Heiliger Wilhelm von Aquitanien

Christus sitzt in der Mitte, Löwe und Stier zu seinen Füßen

Heiligenkalender

28. Mai

Die heilige Wilhelm von Aquitanien Herzog und Mönch

(Klosterleben)

Am Hofe des weltberühmten Kaisers Karl des Großen lebte ein Graf Namens Wilhelm, welcher sowohl durch Größe und Schönheit des Körpers, als auch durch Tapferkeit, Tugend und Verstand sich auszeichnete. Bei dem Kaiser stand Wilhelm hoch in Ansehen; in allen wichtigen Unternehmungen wurde dessen Rat und Tat benützt.
Zu dieser Zeit brachen die Sarazenen von Spanien her über die Pyrenäen in das fränkische Reich ein, erfochten einen Sieh über die Christen und richteten große Verheerungen an. Als solches dem Kaiser gemeldet ward, hielt er Kriegsrat, wobei der Beschluss gefaßt wurde, daß Wilhelm mit einem Kriegsheer den Sarazenen entgegen ziehen solle. Der Kaiser erteilte ihm bei diesem Anlass den Titel und Rang eines Herzogs.
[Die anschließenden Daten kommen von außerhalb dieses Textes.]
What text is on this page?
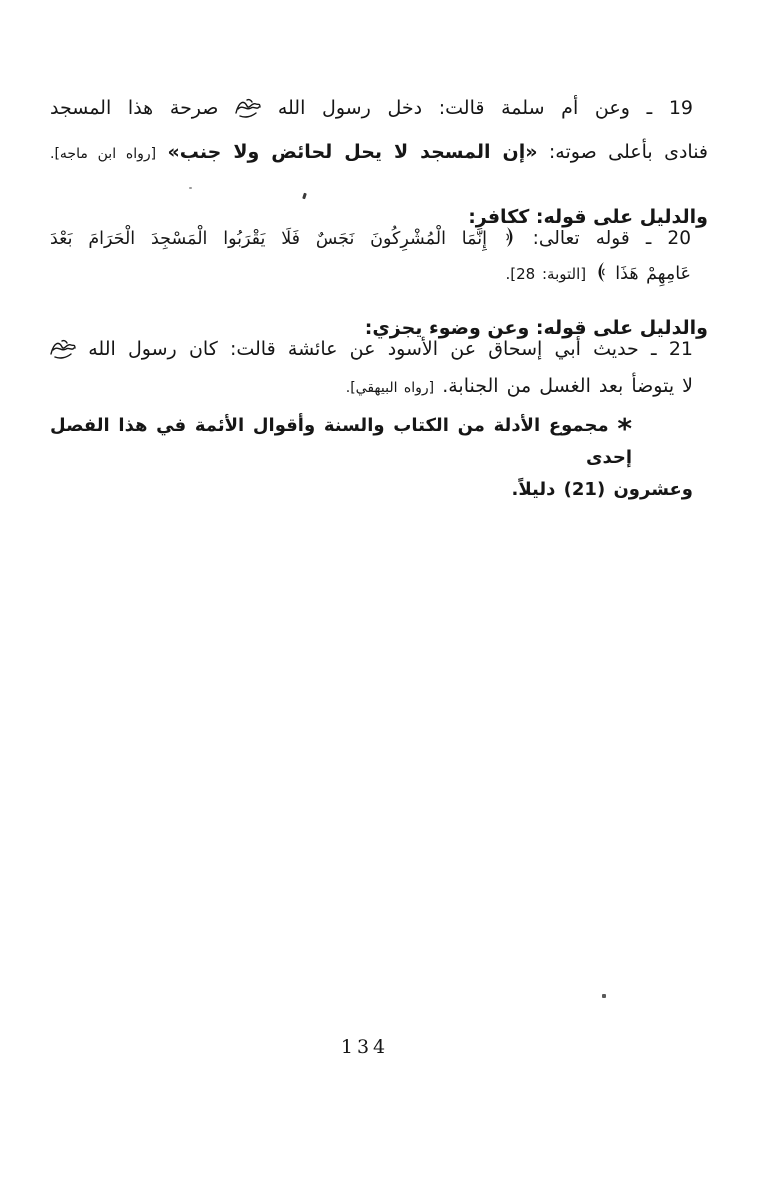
19 ـ وعن أم سلمة قالت: دخل رسول الله  صرحة هذا المسجد
فنادى بأعلى صوته: «إن المسجد لا يحل لحائض ولا جنب» [رواه ابن ماجه].
والدليل على قوله: ككافر:
20 ـ قوله تعالى:  إِنَّمَا الْمُشْرِكُونَ نَجَسٌ فَلَا يَقْرَبُوا الْمَسْجِدَ الْحَرَامَ بَعْدَ
عَامِهِمْ هَذَا  [التوبة: 28].
والدليل على قوله: وعن وضوء يجزي:
21 ـ حديث أبي إسحاق عن الأسود عن عائشة قالت: كان رسول الله
لا يتوضأ بعد الغسل من الجنابة. [رواه البيهقي].
* مجموع الأدلة من الكتاب والسنة وأقوال الأئمة في هذا الفصل إحدى
وعشرون (21) دليلاً.
134
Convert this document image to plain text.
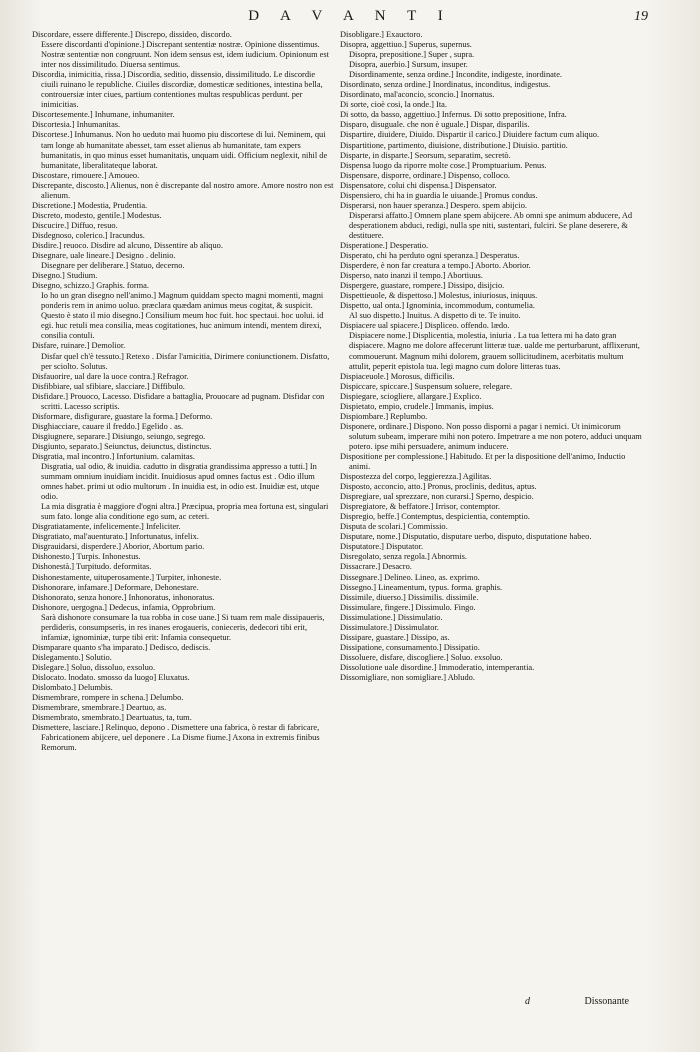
D A V A N T I	19

Discordare, essere differente.] Discrepo, dissideo, discordo.

Essere discordanti d'opinione.] Discrepant sententiæ nostræ. Opinione dissentimus. Nostræ sententiæ non congruunt. Non idem sensus est, idem iudicium. Opinionum est inter nos dissimilitudo. Diuersa sentimus.

Discordia, inimicitia, rissa.] Discordia, seditio, dissensio, dissimilitudo. Le discordie ciuili ruinano le republiche. Ciuiles discordiæ, domesticæ seditiones, intestina bella, controuersiæ inter ciues, partium contentiones multas respublicas perdunt. per inimicitias.

Discortesemente.] Inhumane, inhumaniter.

Discortesia.] Inhumanitas.

Discortese.] Inhumanus. Non ho ueduto mai huomo piu discortese di lui. Neminem, qui tam longe ab humanitate abesset, tam esset alienus ab humanitate, tam expers humanitatis, in quo minus esset humanitatis, unquam uidi. Officium neglexit, nihil de humanitate, liberalitateque laborat.

Discostare, rimouere.] Amoueo.

Discrepante, discosto.] Alienus, non è discrepante dal nostro amore. Amore nostro non est alienum.

Discretione.] Modestia, Prudentia.

Discreto, modesto, gentile.] Modestus.

Discucire.] Diffuo, resuo.

Disdegnoso, colerico.] Iracundus.

Disdire.] reuoco. Disdire ad alcuno, Dissentire ab aliquo.

Disegnare, uale lineare.] Designo . delinio.

Disegnare per deliberare.] Statuo, decerno.

Disegno.] Studium.

Disegno, schizzo.] Graphis. forma.

Io ho un gran disegno nell'animo.] Magnum quiddam specto magni momenti, magni ponderis rem in animo uoluo. præclara quædam animus meus cogitat, & suspicit.

Questo è stato il mio disegno.] Consilium meum hoc fuit. hoc spectaui. hoc uolui. id egi. huc retuli mea consilia, meas cogitationes, huc animum intendi, mentem direxi, consilia contuli.

Disfare, ruinare.] Demolior.

Disfar quel ch'è tessuto.] Retexo . Disfar l'amicitia, Dirimere coniunctionem. Disfatto, per sciolto. Solutus.

Disfauorire, ual dare la uoce contra.] Refragor.

Disfibbiare, ual sfibiare, slacciare.] Diffibulo.

Disfidare.] Prouoco, Lacesso. Disfidare a battaglia, Prouocare ad pugnam. Disfidar con scritti. Lacesso scriptis.

Disformare, disfigurare, guastare la forma.] Deformo.

Disghiacciare, cauare il freddo.] Egelido . as.

Disgiugnere, separare.] Disiungo, seiungo, segrego.

Disgiunto, separato.] Seiunctus, deiunctus, distinctus.

Disgratia, mal incontro.] Infortunium. calamitas.

Disgratia, ual odio, & inuidia. cadutto in disgratia grandissima appresso a tutti.] In summam omnium inuidiam incidit. Inuidiosus apud omnes factus est . Odio illum omnes habet. primi ut odio multorum . In inuidia est, in odio est. Inuidiæ est, utque odio.

La mia disgratia è maggiore d'ogni altra.] Præcipua, propria mea fortuna est, singulari sum fato. longe alia conditione ego sum, ac ceteri.

Disgratiatamente, infelicemente.] Infeliciter.

Disgratiato, mal'auenturato.] Infortunatus, infelix.

Disgrauidarsi, disperdere.] Aborior, Abortum pario.

Dishonesto.] Turpis. Inhonestus.

Dishonestà.] Turpitudo. deformitas.

Dishonestamente, uituperosamente.] Turpiter, inhoneste.

Dishonorare, infamare.] Deformare, Dehonestare.

Dishonorato, senza honore.] Inhonoratus, inhonoratus.

Dishonore, uergogna.] Dedecus, infamia, Opprobrium.

Sarà dishonore consumare la tua robba in cose uane.] Si tuam rem male dissipaueris, perdideris, consumpseris, in res inanes erogaueris, conieceris, dedecori tibi erit, infamiæ, ignominiæ, turpe tibi erit: Infamia consequetur.

Dismparare quanto s'ha imparato.] Dedisco, dediscis.

Dislegamento.] Solutio.

Dislegare.] Soluo, dissoluo, exsoluo.

Dislocato. lnodato. smosso da luogo] Eluxatus.

Dislombato.] Delumbis.

Dismembrare, rompere in schena.] Delumbo.

Dismembrare, smembrare.] Deartuo, as.

Dismembrato, smembrato.] Deartuatus, ta, tum.

Dismettere, lasciare.] Relinquo, depono . Dismettere una fabrica, ò restar di fabricare, Fabricationem abijcere, uel deponere . La Disme fiume.] Axona in extremis finibus Remorum.

Disobligare.] Exauctoro.

Disopra, aggettiuo.] Superus, supernus.

Disopra, prepositione.] Super , supra.

Disopra, auerbio.] Sursum, insuper.

Disordinamente, senza ordine.] Incondite, indigeste, inordinate.

Disordinato, senza ordine.] Inordinatus, inconditus, indigestus.

Disordinato, mal'aconcio, sconcio.] Inornatus.

Di sorte, cioè cosi, la onde.] Ita.

Di sotto, da basso, aggettiuo.] Infernus. Di sotto prepositione, Infra.

Disparo, disuguale. che non è uguale.] Dispar, disparilis.

Dispartire, diuidere, Diuido. Dispartir il carico.] Diuidere factum cum aliquo.

Dispartitione, partimento, diuisione, distributione.] Diuisio. partitio.

Disparte, in disparte.] Seorsum, separatim, secretò.

Dispensa luogo da riporre molte cose.] Promptuarium. Penus.

Dispensare, disporre, ordinare.] Dispenso, colloco.

Dispensatore, colui chi dispensa.] Dispensator.

Dispensiero, chi ha in guardia le uiuande.] Promus condus.

Disperarsi, non hauer speranza.] Despero. spem abijcio.

Disperarsi affatto.] Omnem plane spem abijcere. Ab omni spe animum abducere, Ad desperationem abduci, redigi, nulla spe niti, sustentari, fulciri. Se plane deserere, & destituere.

Disperatione.] Desperatio.

Disperato, chi ha perduto ogni speranza.] Desperatus.

Disperdere, è non far creatura a tempo.] Aborto. Aborior.

Disperso, nato inanzi il tempo.] Abortiuus.

Dispergere, guastare, rompere.] Dissipo, disijcio.

Dispettieuole, & dispettoso.] Molestus, iniuriosus, iniquus.

Dispetto, ual onta.] Ignominia, incommodum, contumelia.

Al suo dispetto.] Inuitus. A dispetto di te. Te inuito.

Dispiacere ual spiacere.] Displiceo. offendo. lædo.

Dispiacere nome.] Displicentia, molestia, iniuria . La tua lettera mi ha dato gran dispiacere. Magno me dolore affecerunt litteræ tuæ. ualde me perturbarunt, afflixerunt, commouerunt. Magnum mihi dolorem, grauem sollicitudinem, acerbitatis multum attulit, peperit epistola tua. legi magno cum dolore litteras tuas.

Dispiaceuole.] Morosus, difficilis.

Dispiccare, spiccare.] Suspensum soluere, relegare.

Dispiegare, sciogliere, allargare.] Explico.

Dispietato, empio, crudele.] Immanis, impius.

Dispiombare.] Replumbo.

Disponere, ordinare.] Dispono. Non posso disporni a pagar i nemici. Ut inimicorum solutum subeam, imperare mihi non potero. Impetrare a me non potero, adduci unquam potero. ipse mihi persuadere, animum inducere.

Dispositione per complessione.] Habitudo. Et per la dispositione dell'animo, Inductio animi.

Dispostezza del corpo, leggierezza.] Agilitas.

Disposto, acconcio, atto.] Pronus, proclinis, deditus, aptus.

Dispregiare, ual sprezzare, non curarsi.] Sperno, despicio.

Dispregiatore, & beffatore.] Irrisor, contemptor.

Dispregio, beffe.] Contemptus, despicientia, contemptio.

Disputa de scolari.] Commissio.

Disputare, nome.] Disputatio, disputare uerbo, disputo, disputatione habeo.

Disputatore.] Disputator.

Disregolato, senza regola.] Abnormis.

Dissacrare.] Desacro.

Dissegnare.] Delineo. Lineo, as. exprimo.

Dissegno.] Lineamentum, typus. forma. graphis.

Dissimile, diuerso.] Dissimilis. dissimile.

Dissimulare, fingere.] Dissimulo. Fingo.

Dissimulatione.] Dissimulatio.

Dissimulatore.] Dissimulator.

Dissipare, guastare.] Dissipo, as.

Dissipatione, consumamento.] Dissipatio.

Dissoluere, disfare, discogliere.] Soluo. exsoluo.

Dissolutione uale disordine.] Immoderatio, intemperantia.

Dissomigliare, non somigliare.] Abludo.

d	Dissonante
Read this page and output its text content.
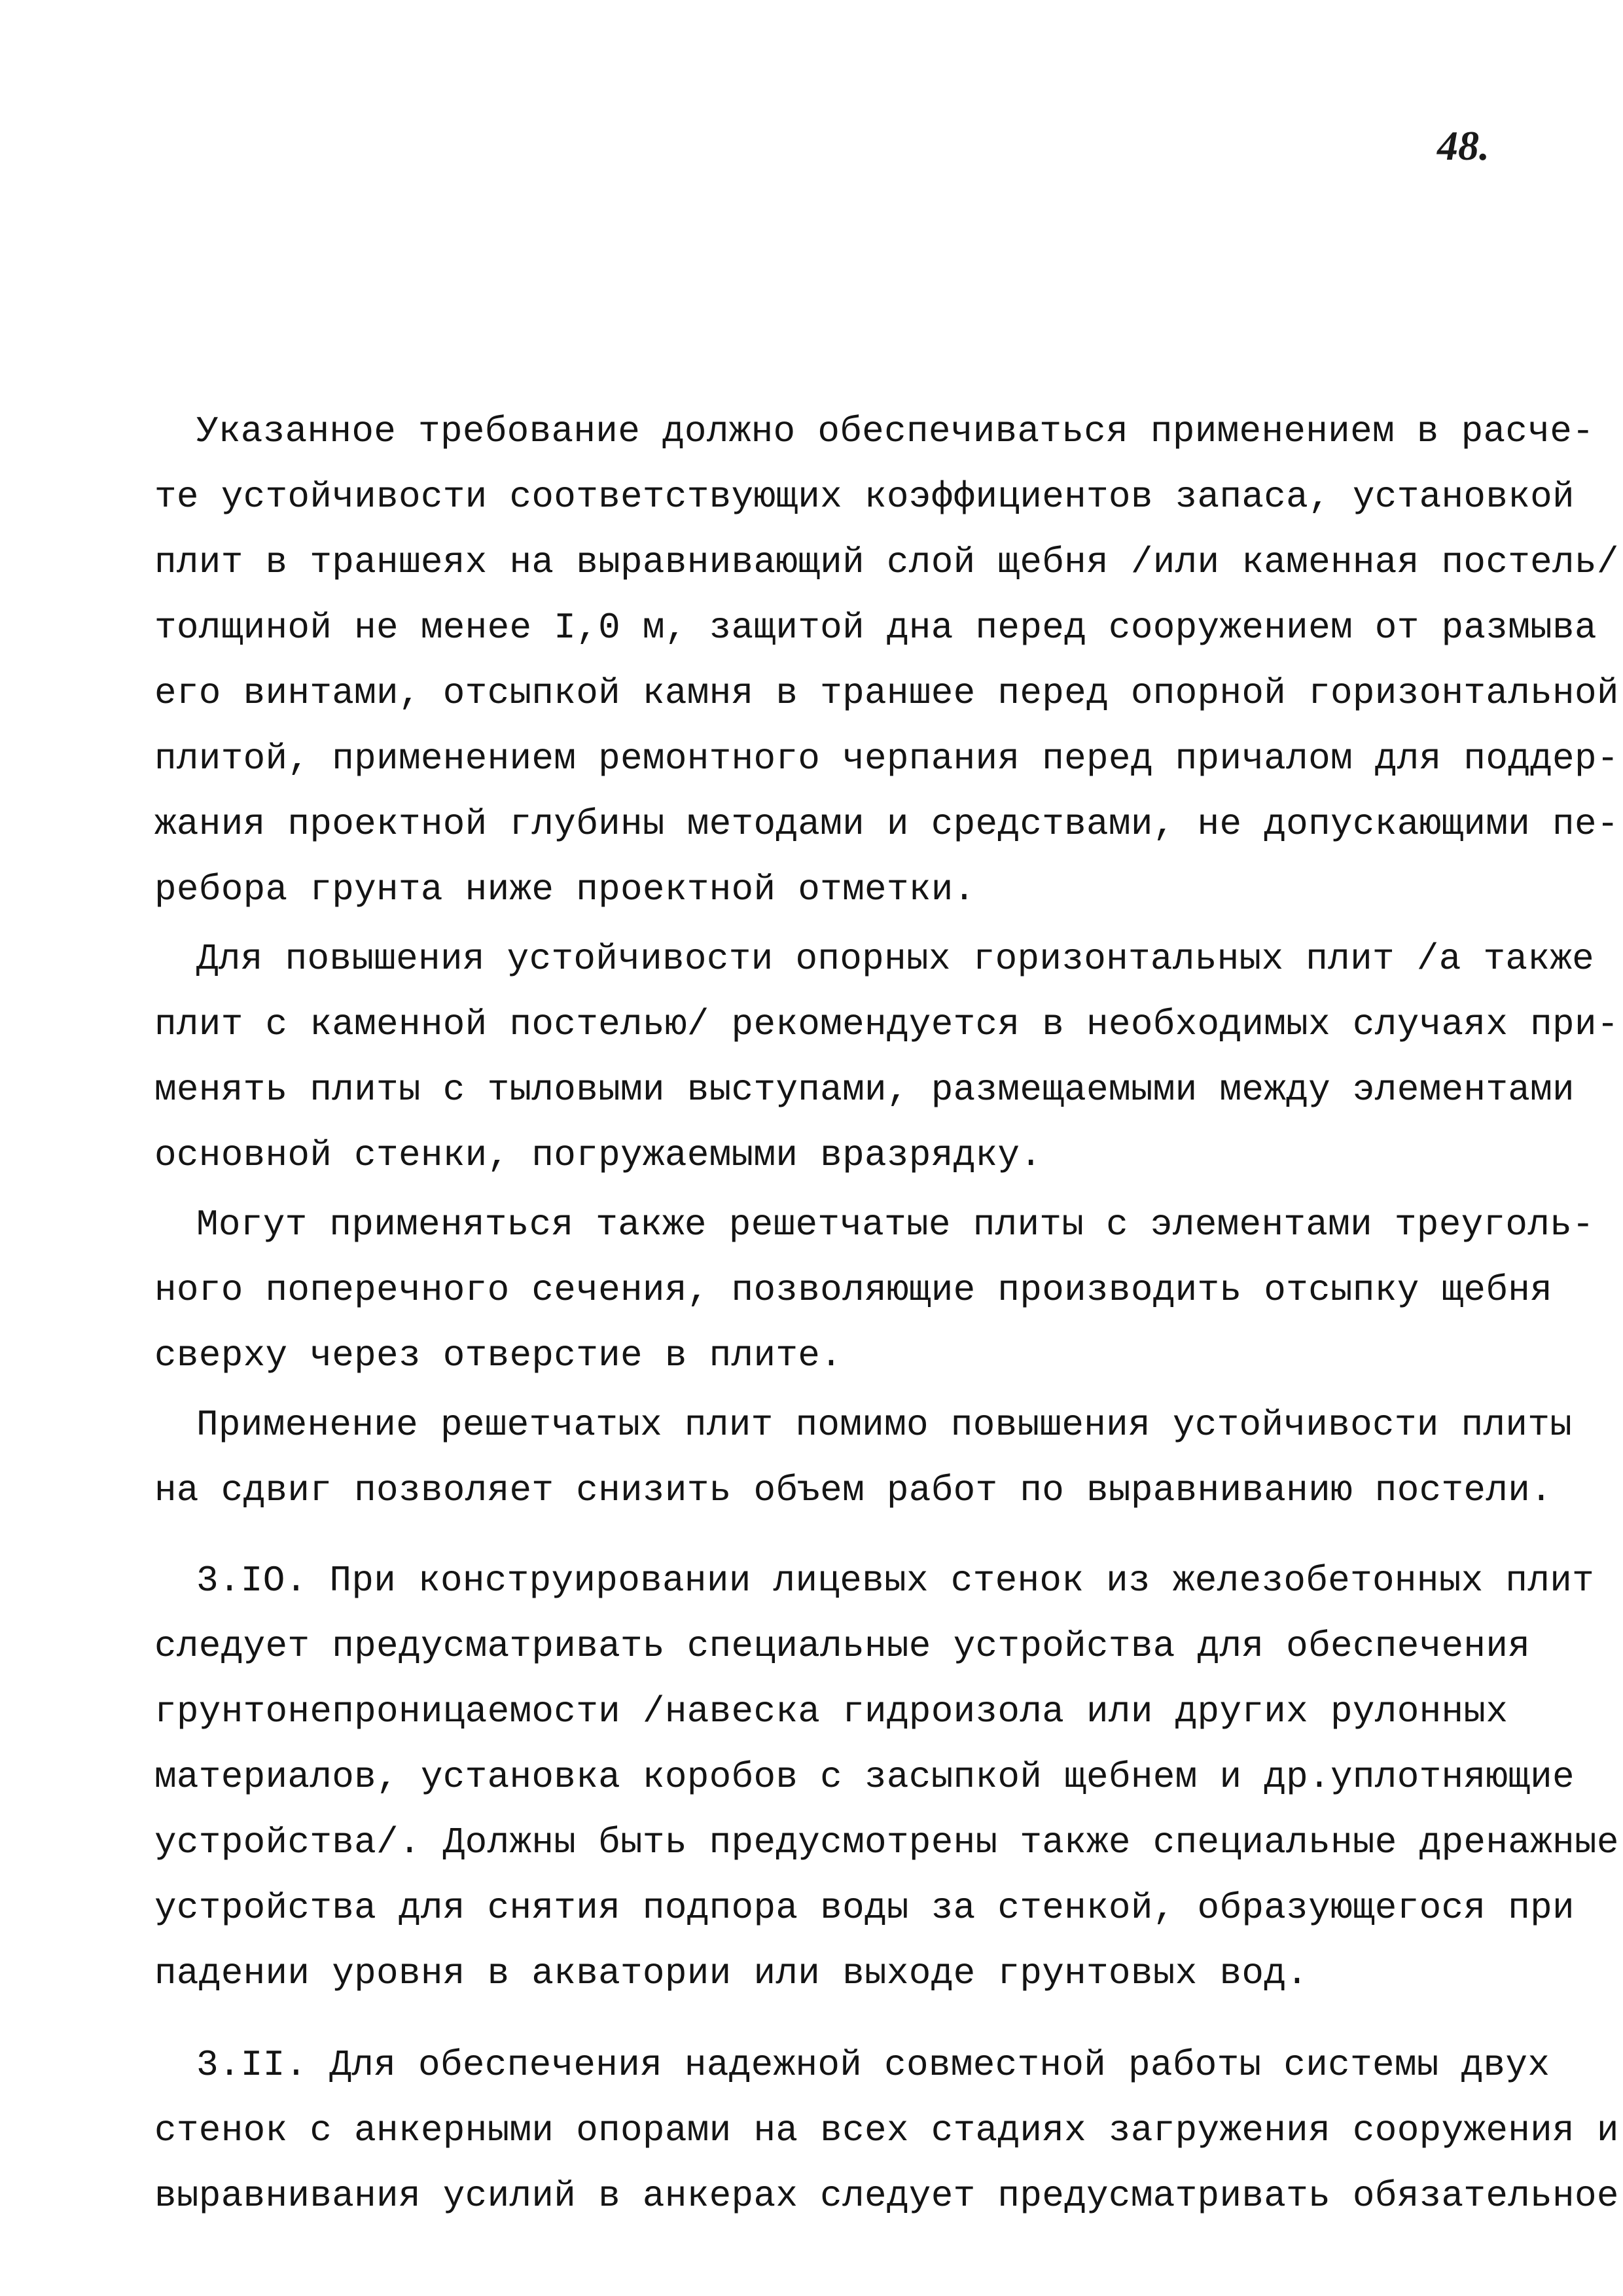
48.
Указанное требование должно обеспечиваться применением в расче-
те устойчивости соответствующих коэффициентов запаса, установкой
плит в траншеях на выравнивающий слой щебня /или каменная постель/
толщиной не менее I,0 м, защитой дна перед сооружением от размыва
его винтами, отсыпкой камня в траншее перед опорной горизонтальной
плитой, применением ремонтного черпания перед причалом для поддер-
жания проектной глубины методами и средствами, не допускающими пе-
ребора грунта ниже проектной отметки.
Для повышения устойчивости опорных горизонтальных плит /а также
плит с каменной постелью/ рекомендуется в необходимых случаях при-
менять плиты с тыловыми выступами, размещаемыми между элементами
основной стенки, погружаемыми вразрядку.
Могут применяться также решетчатые плиты с элементами треуголь-
ного поперечного сечения, позволяющие производить отсыпку щебня
сверху через отверстие в плите.
Применение решетчатых плит помимо повышения устойчивости плиты
на сдвиг позволяет снизить объем работ по выравниванию постели.
3.IO. При конструировании лицевых стенок из железобетонных плит
следует предусматривать специальные устройства для обеспечения
грунтонепроницаемости /навеска гидроизола или других рулонных
материалов, установка коробов с засыпкой щебнем и др.уплотняющие
устройства/. Должны быть предусмотрены также специальные дренажные
устройства для снятия подпора воды за стенкой, образующегося при
падении уровня в акватории или выходе грунтовых вод.
3.II. Для обеспечения надежной совместной работы системы двух
стенок с анкерными опорами на всех стадиях загружения сооружения и
выравнивания усилий в анкерах следует предусматривать обязательное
Wilhelm zog nun mit dem ausgerüsteten Kriegsheer gegen die Ungläubigen und lieferte denselben mehrere Schlachten, war immer siegreich und warf dieselben über die Landesgrenze zurück, so daß sie niemals wagten, wieder zu kommen. Da er vom Kaiser über das Gebiet, aus welchem er die Sarazenen vertrieben hatte, nämlich Austrasien, zum Regenten gesetzt worden war, so wollte er nun den erkämpften Frieden nicht zum Wohlleben benützen, sondern dazu, um mit großem Eifer Gott zu dienen. Vor allem sorgte er pflichtgemäß für das Wohl des Landes, insbesondere, daß überall Recht und Gerechtigkeit gehandhabt werde. Um die Orden und Klöster nahm er sich gleichsam wie ein Familienvater an, und machte denselben reichliche Schenkungen. Er wollte aber auch selbst ein Kloster stiften, und machte deshalb eine Reise, um einen geeigneten, vom Geräusch der Welt abgelegenen Ort zu finden. Zwischen hohem Gebirg fand er eine kleine Ebene mit einem Wald und Bach, rings umher von hohen Felsen wie mit einer Festungsmauer umgeben. Hier glaubte er den Ort gefunden zu haben, welchen ihm Gott auf sein anhaltendes Gebet gewiesen habe, um daselbst ein Kloster zu errichten. Mit großem Eifer ließ er deshalb den bau der Kirche und übrigen Gebäude beginnen, und nachdem das ganze Kloster erbaut war, machte er demselben große Schenkungen, so daß die Mönche, welche dasselbe bezogen, ohne Nahrungssorgen ganz dem Dienst Gottes sich widmen konnten.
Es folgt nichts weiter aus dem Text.